The alternative subscription model, employed by the likes of Big Fish Games, is more akin to a mail order book or wine club, giving gamers several free games a month and offering reductions on further purchases.

Just as important as the games for subscription service are the community features, such as customisable avatars, chat, and multiplayer offerings. Here the real-world equivalent would be the fees paid to social organisations such as dining or Rotary clubs.

All subscription-based casual games services also offer free gaming, which partly acts as a teaser for the subscription service. Plenty of free games are usually available, and the non-fee paying gamers are usually monetized through advertising. (The absence of these ads is frequently a key subscriber benefit.)

Subscription typically costs $5-$10 a month. The revenues are shared with the games’ publishers, distributors and/or developers according to the different games’ popularity, by considering the number of times a particular game is loaded over the month, say, or the hours logged playing it.


Advantages

  • Predictable and recurring revenue stream

  • Can monetize gamers who will pay for community features but would never pay for a game download

  • Captive market for other products and services

  • Greater potential for a portal to distinguish itself from competitors with unique content, look-and-feel, and/or community features

  • Potential for more overall revenue from a gamer to be captured by a particular service, as opposed to being spread across several retailers or lost entirely to the casual gaming industry

  • Incremental improvements to community features are more sustainable than focussing on churning new games

Disadvantages
  • Extremely hard to establish

  • Scale issues: a big subscriber base with the associated community benefits is a selling point, but, as that implies, a new or limited subscriber base isn’t an attractive proposition

  • Subscription services can feature exclusive content, which can boost the loyalty of gamers but may restrict the overall earning potential of the game for its developer (though that’s a gamble for that developer to take).

  • Conflicts of interest can arise between growing an overall user base – including free users – and supporting the premium subscription service, which could drive uncommitted users to rivals

  • Could haemorrhage revenue from gamers who were prepared to pay for Try Before You Buy game downloads by enabling them to sign up to cheaper bulk deals, reducing the overall revenues achievable per gamer

  • Amounts due to publishers and developers are less transparent than in some other models, such as Try Before You Buy or advertising-supported

Future developments
With revenues from the Try Before You Buy model reportedly falling and only so many advertising dollars to go around, any portal would welcome a large subscriber base.

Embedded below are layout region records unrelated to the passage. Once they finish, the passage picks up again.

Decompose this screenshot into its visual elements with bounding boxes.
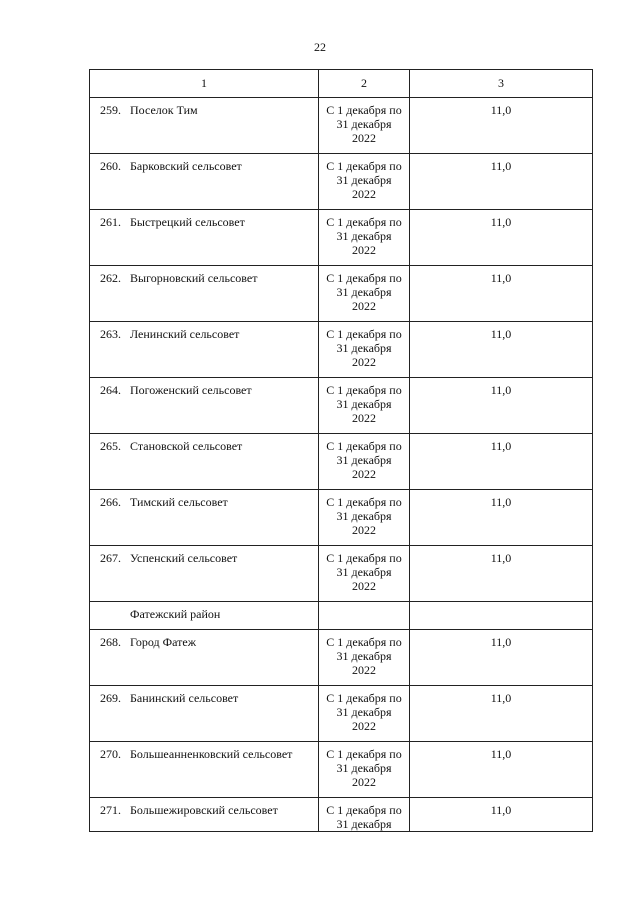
column-header-1: 1 <box>90 70 319 98</box>
period-line: С 1 декабря по <box>326 383 402 397</box>
period-line: С 1 декабря по <box>326 551 402 565</box>
table-row <box>90 378 593 434</box>
period-text <box>319 210 409 257</box>
settlement-name: Погоженский сельсовет <box>130 383 252 397</box>
table-row <box>90 490 593 546</box>
period-text <box>319 686 409 733</box>
rate-value: 11,0 <box>490 439 512 453</box>
period-line: 31 декабря <box>336 565 392 579</box>
period-line: С 1 декабря по <box>326 747 402 761</box>
period-line: С 1 декабря по <box>326 439 402 453</box>
row-number: 264. <box>100 383 121 397</box>
settlement-entry <box>90 154 318 173</box>
period-cell <box>319 686 410 742</box>
period-line: С 1 декабря по <box>326 159 402 173</box>
period-text <box>319 266 409 313</box>
rate-value: 11,0 <box>490 635 512 649</box>
period-line: 31 декабря <box>336 173 392 187</box>
settlement-cell <box>90 434 319 490</box>
table-row <box>90 630 593 686</box>
period-text <box>319 434 409 481</box>
settlement-cell <box>90 686 319 742</box>
period-cell <box>319 210 410 266</box>
settlement-cell <box>90 210 319 266</box>
period-text <box>319 322 409 369</box>
row-number: 268. <box>100 635 121 649</box>
period-cell <box>319 378 410 434</box>
rate-cell <box>410 686 593 742</box>
period-line: С 1 декабря по <box>326 327 402 341</box>
settlement-cell <box>90 742 319 798</box>
period-line: 31 декабря <box>336 117 392 131</box>
period-line: 2022 <box>352 775 376 789</box>
period-line: 2022 <box>352 663 376 677</box>
rate-cell <box>410 378 593 434</box>
empty-rate-cell <box>410 602 593 630</box>
period-line: 31 декабря <box>336 397 392 411</box>
table-row <box>90 798 593 832</box>
settlement-entry <box>90 686 318 705</box>
period-text <box>319 98 409 145</box>
settlement-entry <box>90 798 318 817</box>
row-number: 259. <box>100 103 121 117</box>
row-number: 265. <box>100 439 121 453</box>
row-number: 271. <box>100 803 121 817</box>
table-row <box>90 154 593 210</box>
rate-value: 11,0 <box>490 215 512 229</box>
rate-cell <box>410 210 593 266</box>
settlement-name: Большежировский сельсовет <box>130 803 278 817</box>
settlement-name: Становской сельсовет <box>130 439 243 453</box>
settlement-cell <box>90 154 319 210</box>
period-line: 2022 <box>352 579 376 593</box>
rate-cell <box>410 490 593 546</box>
table-header-row <box>90 70 593 98</box>
period-cell <box>319 322 410 378</box>
settlement-entry <box>90 630 318 649</box>
rate-value: 11,0 <box>490 159 512 173</box>
period-line: 2022 <box>352 299 376 313</box>
period-cell <box>319 798 410 832</box>
rate-value: 11,0 <box>490 747 512 761</box>
region-name-cell <box>90 602 319 630</box>
rate-value: 11,0 <box>490 271 512 285</box>
rate-cell <box>410 154 593 210</box>
table-row <box>90 742 593 798</box>
period-text <box>319 378 409 425</box>
period-line: 31 декабря <box>336 761 392 775</box>
period-line: 31 декабря <box>336 285 392 299</box>
rate-value: 11,0 <box>490 551 512 565</box>
row-number: 263. <box>100 327 121 341</box>
rate-value: 11,0 <box>490 803 512 817</box>
period-text <box>319 154 409 201</box>
table-row <box>90 434 593 490</box>
settlement-entry <box>90 266 318 285</box>
settlement-entry <box>90 322 318 341</box>
period-line: 31 декабря <box>336 705 392 719</box>
period-line: 2022 <box>352 131 376 145</box>
rate-cell <box>410 266 593 322</box>
settlement-name: Успенский сельсовет <box>130 551 238 565</box>
period-text <box>319 546 409 593</box>
period-line: С 1 декабря по <box>326 215 402 229</box>
table-row <box>90 98 593 154</box>
period-line: С 1 декабря по <box>326 635 402 649</box>
period-line: 31 декабря <box>336 341 392 355</box>
table-row <box>90 210 593 266</box>
period-line: 2022 <box>352 243 376 257</box>
period-line: С 1 декабря по <box>326 103 402 117</box>
period-line: 2022 <box>352 467 376 481</box>
period-line: С 1 декабря по <box>326 495 402 509</box>
rates-table <box>89 69 593 832</box>
period-cell <box>319 490 410 546</box>
table-body <box>90 70 593 832</box>
settlement-cell <box>90 266 319 322</box>
table-row <box>90 686 593 742</box>
settlement-name: Банинский сельсовет <box>130 691 239 705</box>
settlement-entry <box>90 210 318 229</box>
settlement-entry <box>90 546 318 565</box>
empty-period-cell <box>319 602 410 630</box>
period-cell <box>319 742 410 798</box>
period-line: С 1 декабря по <box>326 691 402 705</box>
settlement-cell <box>90 98 319 154</box>
period-text <box>319 742 409 789</box>
period-cell <box>319 154 410 210</box>
period-cell <box>319 434 410 490</box>
settlement-cell <box>90 630 319 686</box>
rate-value: 11,0 <box>490 103 512 117</box>
row-number: 270. <box>100 747 121 761</box>
row-number: 269. <box>100 691 121 705</box>
settlement-name: Быстрецкий сельсовет <box>130 215 245 229</box>
period-line: 2022 <box>352 411 376 425</box>
settlement-name: Ленинский сельсовет <box>130 327 240 341</box>
row-number: 262. <box>100 271 121 285</box>
period-cell <box>319 266 410 322</box>
settlement-name: Поселок Тим <box>130 103 198 117</box>
settlement-cell <box>90 798 319 832</box>
rate-cell <box>410 434 593 490</box>
settlement-entry <box>90 490 318 509</box>
settlement-name: Выгорновский сельсовет <box>130 271 258 285</box>
period-line: 31 декабря <box>336 229 392 243</box>
row-number: 267. <box>100 551 121 565</box>
period-line: 31 декабря <box>336 509 392 523</box>
period-line: 2022 <box>352 355 376 369</box>
column-header-3: 3 <box>410 70 593 98</box>
region-row <box>90 602 593 630</box>
row-number: 266. <box>100 495 121 509</box>
settlement-cell <box>90 490 319 546</box>
rate-cell <box>410 798 593 832</box>
settlement-name: Город Фатеж <box>130 635 196 649</box>
rate-cell <box>410 546 593 602</box>
rate-value: 11,0 <box>490 383 512 397</box>
period-cell <box>319 546 410 602</box>
region-name: Фатежский район <box>130 607 221 621</box>
column-header-2: 2 <box>319 70 410 98</box>
settlement-cell <box>90 322 319 378</box>
settlement-name: Барковский сельсовет <box>130 159 242 173</box>
period-line: 31 декабря <box>336 453 392 467</box>
rate-value: 11,0 <box>490 495 512 509</box>
settlement-name: Тимский сельсовет <box>130 495 228 509</box>
period-cell <box>319 630 410 686</box>
period-text <box>319 798 409 831</box>
rate-value: 11,0 <box>490 691 512 705</box>
settlement-name: Большеанненковский сельсовет <box>130 747 293 761</box>
rate-cell <box>410 322 593 378</box>
row-number: 260. <box>100 159 121 173</box>
settlement-entry <box>90 378 318 397</box>
rate-cell <box>410 742 593 798</box>
period-text <box>319 630 409 677</box>
period-text <box>319 490 409 537</box>
period-line: 31 декабря <box>336 817 392 831</box>
table-row <box>90 266 593 322</box>
settlement-entry <box>90 98 318 117</box>
period-line: 2022 <box>352 523 376 537</box>
settlement-cell <box>90 378 319 434</box>
row-number: 261. <box>100 215 121 229</box>
table-row <box>90 546 593 602</box>
rate-value: 11,0 <box>490 327 512 341</box>
page-number: 22 <box>314 40 326 54</box>
rate-cell <box>410 630 593 686</box>
period-line: С 1 декабря по <box>326 803 402 817</box>
rate-cell <box>410 98 593 154</box>
period-line: 2022 <box>352 187 376 201</box>
period-line: С 1 декабря по <box>326 271 402 285</box>
period-line: 2022 <box>352 719 376 733</box>
settlement-entry <box>90 434 318 453</box>
settlement-entry <box>90 742 318 761</box>
settlement-cell <box>90 546 319 602</box>
table-row <box>90 322 593 378</box>
period-line: 31 декабря <box>336 649 392 663</box>
period-cell <box>319 98 410 154</box>
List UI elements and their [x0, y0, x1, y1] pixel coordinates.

However the difficulty of establishing significant revenues from subscriptions cannot be underestimated, with Club Pogo virtually unique in reporting huge numbers, and even its growth seems to be stalling.

The subscription model is least popular with games developers, who believe they see less revenue from their work under a subs-based regime, compared to other business models. One possibility is that this could be flipped, however, with games developers offering their content exclusively via their own subscription channel, focussing on smaller niche audiences with strong community features, and making significantly healthier margins due to the absence of middlemen. This is already being done by some more hardcore browser-based strategy games.

Bottom line
For portals with large audiences and numerous similarly positioned rivals, the subscription-based business model offers the great promise of locked-in consumers who are unlikely to visit (or spend on) other portals and predictable streams. Equally, they’re great value for those oxymoronic-sounding casual gamers who want a constant supply of full downloadable games. They’re not easy to establish, however. Developers argue they’re disadvantaged by subscriptions, though they could risk all on establishing a service for their own content.